11. Deploy by running `nixos-rebuild boot --flake URL#<hostname>` on the host.
12. Run auto-upgrade on DNS servers (ns1, ns2) to pick up the new host's DNS entry
6. Add `vault.enable = true;` to the host configuration
7. Add AppRole policy in `terraform/vault/approle.tf` and any secrets in `secrets.tf`
8. Run `tofu apply` in `terraform/vault/`
9. User clones template host
10. User runs `prepare-host.sh` on new host
11. Provision AppRole credentials: `nix develop -c ansible-playbook playbooks/provision-approle.yml -e hostname=<host>`
12. Commit changes, and merge to master.
13. Deploy by running `nixos-rebuild boot --flake URL#<hostname>` on the host.

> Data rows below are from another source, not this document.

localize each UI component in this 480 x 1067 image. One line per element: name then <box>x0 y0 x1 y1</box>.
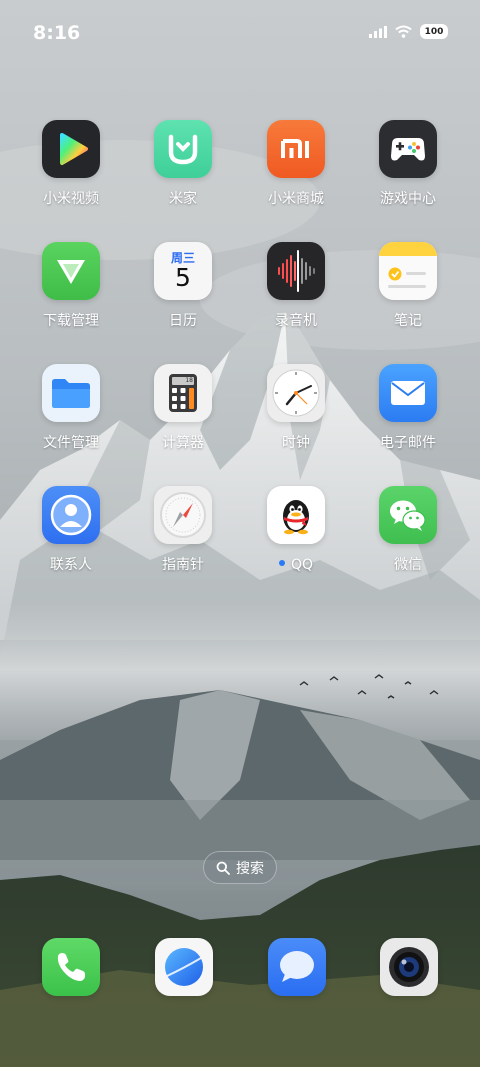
new-badge-icon <box>278 560 285 566</box>
app-compass[interactable]: 指南针 <box>127 486 239 573</box>
calendar-day: 5 <box>175 263 191 292</box>
app-email[interactable]: 电子邮件 <box>352 364 464 451</box>
app-label: 小米商城 <box>268 191 324 207</box>
qq-icon <box>267 486 325 544</box>
app-label: 文件管理 <box>43 435 99 451</box>
app-label: 时钟 <box>282 435 310 451</box>
app-calendar[interactable]: 周三 5 日历 <box>127 242 239 329</box>
app-label: 笔记 <box>394 313 422 329</box>
search-label: 搜索 <box>236 860 264 877</box>
app-mi-video[interactable]: 小米视频 <box>15 120 127 207</box>
app-label: 计算器 <box>162 435 204 451</box>
app-file-manager[interactable]: 文件管理 <box>15 364 127 451</box>
downloads-icon <box>42 242 100 300</box>
mi-video-icon <box>42 120 100 178</box>
calculator-display: 18 <box>185 377 193 384</box>
signal-icon <box>369 25 387 38</box>
game-center-icon <box>379 120 437 178</box>
search-icon <box>216 861 230 875</box>
messages-icon <box>268 938 326 996</box>
app-mijia[interactable]: 米家 <box>127 120 239 207</box>
dock-phone[interactable] <box>42 938 100 996</box>
mijia-icon <box>154 120 212 178</box>
status-bar: 8:16 100 <box>0 0 480 68</box>
file-manager-icon <box>42 364 100 422</box>
app-game-center[interactable]: 游戏中心 <box>352 120 464 207</box>
search-button[interactable]: 搜索 <box>203 851 277 884</box>
status-icons: 100 <box>369 24 448 39</box>
app-label: 电子邮件 <box>380 435 436 451</box>
app-label: 联系人 <box>50 557 92 573</box>
app-label: 下载管理 <box>43 313 99 329</box>
wifi-icon <box>395 25 412 38</box>
app-label: 微信 <box>394 557 422 573</box>
phone-icon <box>42 938 100 996</box>
dock-camera[interactable] <box>380 938 438 996</box>
app-label: 游戏中心 <box>380 191 436 207</box>
app-label: 日历 <box>169 313 197 329</box>
wechat-icon <box>379 486 437 544</box>
app-recorder[interactable]: 录音机 <box>240 242 352 329</box>
app-mi-store[interactable]: 小米商城 <box>240 120 352 207</box>
notes-icon <box>379 242 437 300</box>
browser-icon <box>155 938 213 996</box>
calculator-icon: 18 <box>154 364 212 422</box>
dock-messages[interactable] <box>268 938 326 996</box>
app-qq[interactable]: QQ <box>240 486 352 573</box>
recorder-icon <box>267 242 325 300</box>
dock-browser[interactable] <box>155 938 213 996</box>
app-label: 米家 <box>169 191 197 207</box>
compass-icon <box>154 486 212 544</box>
app-label: 录音机 <box>275 313 317 329</box>
email-icon <box>379 364 437 422</box>
camera-icon <box>380 938 438 996</box>
mi-store-icon <box>267 120 325 178</box>
clock-icon <box>267 364 325 422</box>
app-wechat[interactable]: 微信 <box>352 486 464 573</box>
app-label: QQ <box>240 557 352 573</box>
status-time: 8:16 <box>33 22 81 44</box>
app-label: 指南针 <box>162 557 204 573</box>
app-calculator[interactable]: 18 计算器 <box>127 364 239 451</box>
app-contacts[interactable]: 联系人 <box>15 486 127 573</box>
contacts-icon <box>42 486 100 544</box>
app-clock[interactable]: 时钟 <box>240 364 352 451</box>
calendar-icon: 周三 5 <box>154 242 212 300</box>
battery-icon: 100 <box>420 24 448 39</box>
app-notes[interactable]: 笔记 <box>352 242 464 329</box>
app-downloads[interactable]: 下载管理 <box>15 242 127 329</box>
app-label: 小米视频 <box>43 191 99 207</box>
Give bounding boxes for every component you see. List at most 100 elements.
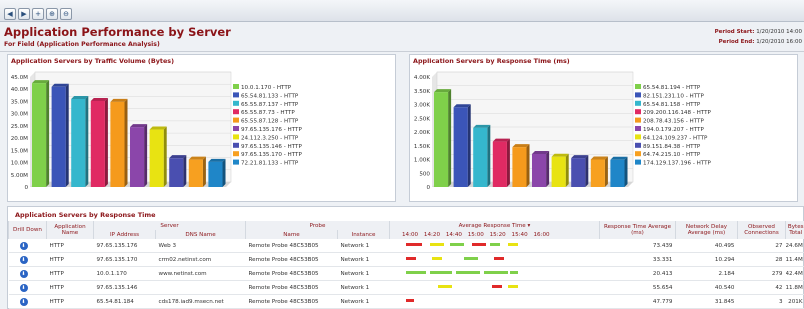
toolbar: ◀ ▶ + ⊕ ⊖: [0, 0, 804, 22]
table-row[interactable]: ⬇ HTTP 65.54.81.184 cds178.iad9.msecn.net Re…: [8, 294, 804, 309]
col-application-name[interactable]: Application Name: [46, 221, 94, 239]
bar-3[interactable]: [473, 124, 491, 187]
back-button[interactable]: ◀: [4, 8, 16, 20]
cell-instance: Network 1: [337, 294, 390, 309]
cell-delay: 31.845: [675, 294, 738, 309]
legend-swatch: [233, 142, 239, 148]
cell-delay: 40.540: [675, 280, 738, 295]
cell-ip: 97.65.135.170: [93, 252, 156, 267]
legend-swatch: [233, 159, 239, 165]
drill-down-icon[interactable]: ⬇: [19, 283, 28, 292]
y-tick-label: 40.0M: [11, 87, 28, 93]
response-time-chart: 0 500 1.00K 1.50K 2.00K 2.50K 3.00K 3.50K 4.00K 6…: [414, 71, 712, 191]
cell-resp: 73.439: [599, 239, 676, 253]
bar-6[interactable]: [130, 124, 148, 187]
legend-label: 65.54.81.133 - HTTP: [241, 93, 299, 99]
bar-9[interactable]: [590, 156, 608, 188]
table-title: Application Servers by Response Time: [15, 211, 156, 219]
bar-1[interactable]: [434, 89, 452, 187]
bar-1[interactable]: [32, 80, 50, 187]
col-dns-name[interactable]: DNS Name: [155, 230, 246, 239]
bar-8[interactable]: [169, 155, 187, 187]
col-bytes-total[interactable]: Bytes Total: [785, 221, 804, 239]
cell-drill[interactable]: ⬇: [8, 239, 47, 253]
cell-instance: Network 1: [337, 252, 390, 267]
col-network-delay[interactable]: Network Delay Average (ms): [675, 221, 738, 239]
forward-button[interactable]: ▶: [18, 8, 30, 20]
response-sparkline: [405, 257, 504, 260]
bar-5[interactable]: [110, 98, 128, 187]
cell-resp: 20.413: [599, 266, 676, 281]
cell-dns: Web 3: [155, 239, 246, 253]
group-server: Server: [93, 221, 246, 230]
legend-swatch: [233, 92, 239, 98]
cell-dns: cds178.iad9.msecn.net: [155, 294, 246, 309]
y-tick-label: 0: [426, 185, 430, 191]
y-tick-label: 2.00K: [414, 130, 430, 136]
legend-label: 194.0.179.207 - HTTP: [643, 127, 704, 133]
bar-7[interactable]: [149, 126, 167, 187]
cell-drill[interactable]: ⬇: [8, 252, 47, 267]
zoom-out-button[interactable]: ⊖: [60, 8, 72, 20]
bar-8[interactable]: [571, 155, 589, 187]
col-response-time[interactable]: Response Time Average (ms): [599, 221, 676, 239]
y-tick-label: 30.0M: [11, 112, 28, 118]
cell-drill[interactable]: ⬇: [8, 266, 47, 281]
cell-bytes: 11.8M: [785, 280, 804, 295]
col-probe-name[interactable]: Name: [245, 230, 338, 239]
bar-9[interactable]: [188, 156, 206, 187]
col-instance[interactable]: Instance: [337, 230, 390, 239]
bar-4[interactable]: [492, 138, 510, 187]
col-drill-down[interactable]: Drill Down: [8, 221, 47, 239]
bar-6[interactable]: [532, 151, 550, 187]
cell-drill[interactable]: ⬇: [8, 294, 47, 309]
cell-ip: 97.65.135.146: [93, 280, 156, 295]
bar-2[interactable]: [453, 104, 471, 187]
legend-label: 65.54.81.194 - HTTP: [643, 85, 701, 91]
cell-conn: 3: [737, 294, 786, 309]
page-subtitle: For Field (Application Performance Analy…: [4, 41, 160, 48]
bar-3[interactable]: [71, 96, 89, 187]
bar-10[interactable]: [208, 158, 226, 187]
cell-app: HTTP: [46, 239, 94, 253]
table-row[interactable]: ⬇ HTTP 97.65.135.170 crm02.netinst.com Remot…: [8, 252, 804, 267]
servers-table: Drill Down Application Name Server Probe…: [8, 221, 804, 309]
bar-5[interactable]: [512, 144, 530, 187]
y-tick-label: 1.00K: [414, 158, 430, 164]
legend-label: 209.200.116.148 - HTTP: [643, 110, 712, 116]
legend-swatch: [233, 117, 239, 123]
bar-2[interactable]: [51, 83, 69, 187]
cell-timeline: [389, 280, 600, 295]
y-tick-label: 2.50K: [414, 116, 430, 122]
cell-conn: 42: [737, 280, 786, 295]
legend-swatch: [635, 151, 641, 157]
cell-app: HTTP: [46, 294, 94, 309]
drill-down-icon[interactable]: ⬇: [19, 255, 28, 264]
legend-label: 82.151.231.10 - HTTP: [643, 93, 704, 99]
col-ip-address[interactable]: IP Address: [93, 230, 156, 239]
table-row[interactable]: ⬇ HTTP 10.0.1.170 www.netinst.com Remote Pro…: [8, 266, 804, 281]
group-probe: Probe: [245, 221, 390, 230]
legend-swatch: [635, 84, 641, 89]
bar-4[interactable]: [90, 97, 108, 187]
drill-down-icon[interactable]: ⬇: [19, 269, 28, 278]
avg-response-label: Average Response Time: [458, 222, 526, 229]
table-row[interactable]: ⬇ HTTP 97.65.135.176 Web 3 Remote Probe 48C5…: [8, 239, 804, 253]
timeline-ticks: 14:00 14:20 14:40 15:00 15:20 15:40 16:0…: [389, 230, 600, 239]
group-avg-response[interactable]: Average Response Time ▾: [389, 221, 600, 230]
cell-timeline: [389, 252, 600, 267]
col-connections[interactable]: Observed Connections: [737, 221, 786, 239]
legend-swatch: [635, 117, 641, 123]
bar-7[interactable]: [551, 153, 569, 187]
drill-down-icon[interactable]: ⬇: [19, 297, 28, 306]
cell-instance: Network 1: [337, 280, 390, 295]
bar-10[interactable]: [610, 156, 628, 187]
table-row[interactable]: ⬇ HTTP 97.65.135.146 Remote Probe 48C53B05 N…: [8, 280, 804, 295]
cell-drill[interactable]: ⬇: [8, 280, 47, 295]
y-tick-label: 45.0M: [11, 75, 28, 81]
add-button[interactable]: +: [32, 8, 44, 20]
cell-timeline: [389, 294, 600, 309]
legend-swatch: [635, 92, 641, 98]
zoom-in-button[interactable]: ⊕: [46, 8, 58, 20]
drill-down-icon[interactable]: ⬇: [19, 241, 28, 250]
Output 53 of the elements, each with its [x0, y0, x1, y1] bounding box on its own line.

14. Run auto-upgrade on DNS servers (ns1, ns2) to pick up the new host's DNS entry
**Note:** DNS A records and Prometheus node-exporter scrape targets are auto-generated from the host's `systemd.network.networks` static IP configuration. No manual zone file or Prometheus config editing is required.